Thursday night, Post Malone will be headlining the fall concert at the Events Center, an event that’s garnered unprecedented attention, with floor tickets selling out in 90 minutes and the general admission tickets selling out in less than two days.

Although Post Malone’s arrival has stirred excitement among Binghamton University students and community members, and increased positive publicity for the University, we must also acknowledge that his performance follows Mac Miller’s Spring Fling show this past May — an event that lacked sufficient crowd control. This makes us wonder if the fall concert will be a similarly disastrous exercise in crowd control and safety.

The Spring Fling concert was supposed to be held outdoors in front of the Student Wing, but it was moved to the West Gym at the last minute due to inclement weather. However, the University didn’t account for the number of students who would attend the show, and the last-minute rush to get into the smaller venue led to a situation that was exceedingly unsafe and poorly planned. Property was damaged and students were injured.

The University cannot put students in such an unsafe situation again. There will be roughly 4,800 people in attendance at the fall concert, and the Events Center should be treated as a legitimate concert venue with sufficient security and crowd-control professionals.
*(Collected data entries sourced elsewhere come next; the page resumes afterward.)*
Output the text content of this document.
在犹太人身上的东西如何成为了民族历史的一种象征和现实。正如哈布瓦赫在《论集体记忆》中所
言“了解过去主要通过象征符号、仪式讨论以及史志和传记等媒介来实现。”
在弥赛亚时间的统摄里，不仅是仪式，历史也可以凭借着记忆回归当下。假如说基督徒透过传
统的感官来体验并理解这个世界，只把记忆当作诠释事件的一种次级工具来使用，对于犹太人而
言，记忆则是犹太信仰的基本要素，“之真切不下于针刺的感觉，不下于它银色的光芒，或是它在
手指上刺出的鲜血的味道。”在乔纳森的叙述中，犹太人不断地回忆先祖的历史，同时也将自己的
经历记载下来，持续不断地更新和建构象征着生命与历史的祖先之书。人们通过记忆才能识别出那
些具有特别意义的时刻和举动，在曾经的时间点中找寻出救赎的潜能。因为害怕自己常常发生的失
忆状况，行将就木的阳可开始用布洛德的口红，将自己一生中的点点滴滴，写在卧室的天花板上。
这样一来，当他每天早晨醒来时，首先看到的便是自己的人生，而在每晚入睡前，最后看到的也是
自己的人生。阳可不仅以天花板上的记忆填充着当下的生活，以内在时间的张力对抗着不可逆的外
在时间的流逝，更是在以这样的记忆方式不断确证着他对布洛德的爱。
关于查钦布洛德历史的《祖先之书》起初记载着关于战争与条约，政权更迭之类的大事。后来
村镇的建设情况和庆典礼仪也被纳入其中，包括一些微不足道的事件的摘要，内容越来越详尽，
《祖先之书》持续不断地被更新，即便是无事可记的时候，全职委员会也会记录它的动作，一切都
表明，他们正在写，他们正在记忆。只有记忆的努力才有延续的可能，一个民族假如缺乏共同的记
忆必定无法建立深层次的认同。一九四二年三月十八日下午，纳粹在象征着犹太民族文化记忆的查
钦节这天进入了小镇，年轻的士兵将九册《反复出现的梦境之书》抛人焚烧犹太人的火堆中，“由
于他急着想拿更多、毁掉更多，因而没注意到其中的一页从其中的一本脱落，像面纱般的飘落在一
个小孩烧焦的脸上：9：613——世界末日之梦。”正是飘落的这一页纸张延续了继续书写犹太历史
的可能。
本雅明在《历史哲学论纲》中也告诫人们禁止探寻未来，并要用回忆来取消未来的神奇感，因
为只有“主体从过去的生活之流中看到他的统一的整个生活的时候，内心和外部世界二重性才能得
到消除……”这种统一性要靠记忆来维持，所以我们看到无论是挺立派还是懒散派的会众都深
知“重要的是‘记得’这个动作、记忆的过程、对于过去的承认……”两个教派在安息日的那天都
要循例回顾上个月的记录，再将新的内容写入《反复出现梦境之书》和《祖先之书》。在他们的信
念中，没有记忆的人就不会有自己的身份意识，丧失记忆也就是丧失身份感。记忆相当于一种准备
Post Malone’s popularity, combined with the excitement the show has drawn, adds to the growing risk of an unsafe situation. The challenges unique to our campus venues, coupled with recent violence at other similar events, makes considering and establishing the security of this event a paramount concern.

Since there are both floor tickets and general admission tickets, we’re not sure exactly how event security will distinguish between the two types of tickets and stop people from entering the floor area. We know that crowds can become rowdy and attendees might try to switch to a different section. How will security prevent students from climbing over barricades to get to the floor section? How will security control a sizable crowd from rushing into the venue in a frenzy to grab preferred seats? These are important factors that play into crowd control, and event staff must be prepared for anything.

Safety measures like metal detectors haven’t been in place at previous concerts and events at the University, and we believe this will likely be the case once again. If the University chooses to cut corners in this respect, it must, at the very least, provide sufficient crowd control, with well-trained employees who are equipped to handle potentially unsafe situations. Student staff should not be considered appropriate stand-ins for trained professionals.

The University should be prepared to handle any situation that could arise at a large-scale event such as this. Safety should always be the main priority at events on and off campus, and attendees should not have to worry about being hurt at an event meant to be enjoyable for everyone.